Publication information
- Publisher: DC Comics
- First appearance: Detective Comics #503 (June 1981)
- Created by: Gerry Conway (writer) Don Newton (artist)

In-story information
- Species: Human

= Hamilton Hill (character) =

Hamilton Hill is a character appearing in American comic books published by DC Comics. He is the former Mayor of Gotham City and an adversary of Batman.

==Publication history==
Hamilton Hill first appeared in Detective Comics #503 (June 1981) and was created by Gerry Conway and Don Newton.

==Fictional character biography==
Hamilton Hill is originally presented as a corrupt politician running against city councilman Arthur Reeves in Gotham City's mayoral election. Hill defeats Reeves and becomes mayor of Gotham after the councilman's photos purporting to reveal Batman's identity turn out to be faked. Unbeknownst to the citizens, Hill is in league with crime lord Rupert Thorne, who helped him become mayor in exchange for Hill granting him favors.

During his time in office, he assists Thorne's attempts to identify and defeat Batman. He also hires an assassin to take out police detective Harvey Bullock, who confronts Hill and is shot. Bullock survives, with Hill covering up the events to preserve his public image.

Hill later fires police commissioner James Gordon and replaces him with Peter Pauling, one of Thorne's minions. After Thorne is brought down and Pauling murdered, Hill re-instates Gordon, but spends the rest of his tenure as Mayor trying to shift the blame for Gotham's problems onto Gordon's shoulders.

Hill attempts to get rid of Batman by accusing him of the Nightslayer's crimes. Batman defeats Nightslayer and exposes Hill's plot, leading to him being removed from office.

In 2016, DC Comics implemented a relaunch called DC Rebirth, restoring its continuity to a form much as it was before The New 52. Hill is revealed to have a son named Hamilton Hill Jr., who is Gotham's deputy mayor.

==In other media==
===Television===
- Hamilton Hill appears in series set in the DC Animated Universe (DCAU), voiced by Lloyd Bochner. This version is a strict but honest man determined to make Gotham a safer city, to the point where he initially considers Batman equally as dangerous as the criminals he faces until Batman rescues his son Jordan from the Joker.
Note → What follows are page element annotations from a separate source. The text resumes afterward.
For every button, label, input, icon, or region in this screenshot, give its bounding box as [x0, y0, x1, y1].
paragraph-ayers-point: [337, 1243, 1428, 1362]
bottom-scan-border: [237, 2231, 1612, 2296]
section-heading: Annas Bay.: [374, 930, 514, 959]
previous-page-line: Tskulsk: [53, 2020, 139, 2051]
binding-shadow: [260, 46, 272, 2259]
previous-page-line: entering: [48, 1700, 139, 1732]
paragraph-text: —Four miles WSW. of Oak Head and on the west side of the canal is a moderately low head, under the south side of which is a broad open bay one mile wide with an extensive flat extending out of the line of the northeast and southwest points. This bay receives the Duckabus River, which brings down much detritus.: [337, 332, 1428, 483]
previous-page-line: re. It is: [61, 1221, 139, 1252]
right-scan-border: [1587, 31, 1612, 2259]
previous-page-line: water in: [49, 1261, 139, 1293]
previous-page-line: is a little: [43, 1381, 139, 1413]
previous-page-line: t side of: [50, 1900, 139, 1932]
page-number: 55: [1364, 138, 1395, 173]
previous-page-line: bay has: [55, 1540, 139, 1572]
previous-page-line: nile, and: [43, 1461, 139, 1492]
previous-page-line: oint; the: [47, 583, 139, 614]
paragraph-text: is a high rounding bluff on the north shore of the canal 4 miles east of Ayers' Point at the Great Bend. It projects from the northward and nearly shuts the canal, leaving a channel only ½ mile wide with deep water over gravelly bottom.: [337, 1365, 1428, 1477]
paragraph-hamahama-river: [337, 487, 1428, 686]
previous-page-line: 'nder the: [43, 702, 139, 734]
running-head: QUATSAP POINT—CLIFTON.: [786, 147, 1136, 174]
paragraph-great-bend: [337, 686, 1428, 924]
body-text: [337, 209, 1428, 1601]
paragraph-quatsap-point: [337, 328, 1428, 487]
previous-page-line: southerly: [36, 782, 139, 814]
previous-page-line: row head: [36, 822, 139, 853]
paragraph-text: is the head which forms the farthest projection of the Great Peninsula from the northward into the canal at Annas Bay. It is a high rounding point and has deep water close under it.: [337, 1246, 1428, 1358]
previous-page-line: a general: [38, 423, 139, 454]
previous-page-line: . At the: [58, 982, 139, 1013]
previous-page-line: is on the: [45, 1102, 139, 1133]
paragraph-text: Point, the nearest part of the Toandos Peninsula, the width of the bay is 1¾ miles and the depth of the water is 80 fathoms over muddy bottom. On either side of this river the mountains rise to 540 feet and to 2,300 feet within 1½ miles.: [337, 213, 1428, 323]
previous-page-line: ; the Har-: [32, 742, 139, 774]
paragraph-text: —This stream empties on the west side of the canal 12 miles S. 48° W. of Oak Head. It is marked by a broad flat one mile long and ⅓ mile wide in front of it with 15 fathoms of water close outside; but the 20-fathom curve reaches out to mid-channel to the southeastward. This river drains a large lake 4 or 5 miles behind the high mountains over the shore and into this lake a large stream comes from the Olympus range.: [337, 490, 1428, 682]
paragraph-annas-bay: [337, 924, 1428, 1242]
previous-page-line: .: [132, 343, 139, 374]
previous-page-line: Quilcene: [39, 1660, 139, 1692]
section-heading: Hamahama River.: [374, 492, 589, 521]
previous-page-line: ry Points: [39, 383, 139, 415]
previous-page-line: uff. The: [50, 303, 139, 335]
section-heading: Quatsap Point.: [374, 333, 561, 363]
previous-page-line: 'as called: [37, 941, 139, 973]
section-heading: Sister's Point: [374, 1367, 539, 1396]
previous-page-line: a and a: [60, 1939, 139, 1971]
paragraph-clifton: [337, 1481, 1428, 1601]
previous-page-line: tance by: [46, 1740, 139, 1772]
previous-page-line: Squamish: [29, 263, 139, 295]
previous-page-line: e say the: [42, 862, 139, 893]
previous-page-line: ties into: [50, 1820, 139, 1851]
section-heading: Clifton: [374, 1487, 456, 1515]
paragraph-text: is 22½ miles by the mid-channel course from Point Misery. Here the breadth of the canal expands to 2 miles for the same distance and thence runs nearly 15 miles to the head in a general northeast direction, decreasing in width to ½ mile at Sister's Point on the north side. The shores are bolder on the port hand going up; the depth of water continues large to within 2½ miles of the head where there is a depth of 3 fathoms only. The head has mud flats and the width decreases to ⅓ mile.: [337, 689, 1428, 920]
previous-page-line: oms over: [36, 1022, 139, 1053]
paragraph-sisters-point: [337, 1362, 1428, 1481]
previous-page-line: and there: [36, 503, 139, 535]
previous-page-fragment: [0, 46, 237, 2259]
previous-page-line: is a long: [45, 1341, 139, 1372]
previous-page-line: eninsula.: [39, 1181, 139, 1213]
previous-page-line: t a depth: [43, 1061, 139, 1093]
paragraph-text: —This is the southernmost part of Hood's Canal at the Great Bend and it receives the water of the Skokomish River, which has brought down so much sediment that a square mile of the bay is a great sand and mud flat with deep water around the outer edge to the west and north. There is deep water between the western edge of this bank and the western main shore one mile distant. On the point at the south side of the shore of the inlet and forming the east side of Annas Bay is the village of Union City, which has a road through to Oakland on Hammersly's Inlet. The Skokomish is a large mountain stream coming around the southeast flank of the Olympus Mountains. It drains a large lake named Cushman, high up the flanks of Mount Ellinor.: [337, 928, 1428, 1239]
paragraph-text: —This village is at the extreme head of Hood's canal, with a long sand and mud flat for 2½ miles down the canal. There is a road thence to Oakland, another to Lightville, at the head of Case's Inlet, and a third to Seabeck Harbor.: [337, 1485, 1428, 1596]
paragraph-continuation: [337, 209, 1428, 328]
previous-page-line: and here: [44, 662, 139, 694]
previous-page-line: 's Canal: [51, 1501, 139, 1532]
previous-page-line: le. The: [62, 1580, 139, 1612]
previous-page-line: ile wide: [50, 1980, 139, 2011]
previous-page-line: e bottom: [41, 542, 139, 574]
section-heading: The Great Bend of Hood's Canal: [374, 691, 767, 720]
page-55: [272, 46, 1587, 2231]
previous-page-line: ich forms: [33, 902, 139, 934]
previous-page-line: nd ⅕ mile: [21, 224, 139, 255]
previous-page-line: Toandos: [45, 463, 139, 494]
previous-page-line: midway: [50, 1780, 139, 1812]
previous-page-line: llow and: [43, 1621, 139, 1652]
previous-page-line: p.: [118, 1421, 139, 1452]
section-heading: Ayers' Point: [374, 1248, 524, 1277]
Additionally, Hill unintentionally contributed to Temple Fugate's transformation into the Clock King years prior.
- Hamilton Hill appears in The Batman two-part episode "The Batman/Superman Story", voiced by Lex Lang. This version is African-American and became mayor after Marion Grange's resignation.
- Hamilton Hill appears in the Young Justice episode "Alpha Male", voiced by Corey Burton.
- Hamilton Hill appears in Harley Quinn, voiced by Jim Rash. He runs for re-election until Two-Face kills him, leading to the Joker becoming the mayor of Gotham.
- Hamilton Hill appears in Gotham Knights, portrayed by Randall Newsome. This version is an ally of the Court of Owls, who kill him following an attack by the Mutants.

===Film===
Hamilton Hill makes a non-speaking cameo appearance in Batman: Mask of the Phantasm.

===Video games===

Mayor Hamilton Hill as depicted in Batman: The Telltale Series.

- Hamilton Hill appears in Batman: Vengeance, voiced again by Lloyd Bochner.
- Hamilton Hill appears in Batman: The Telltale Series, voiced by Robert Pescovitz. This version is an ally of the Penguin and the Children of Arkham terrorist group. The Penguin later kills Hill after learning that he was partially responsible for his mother being committed to Arkham Asylum, leading to Harvey Dent succeeding him as mayor.

===Miscellaneous===
- Hamilton Hill appears in the DCAU tie-in comic The Batman Adventures, where the Penguin temporarily replaces him as mayor.
- Hamilton Hill appears in The Batman Strikes! #47.
- Hamilton Hill appears in Batman: The Adventures Continue. The Court of Owls kill and resurrect Hill, leading him to join them.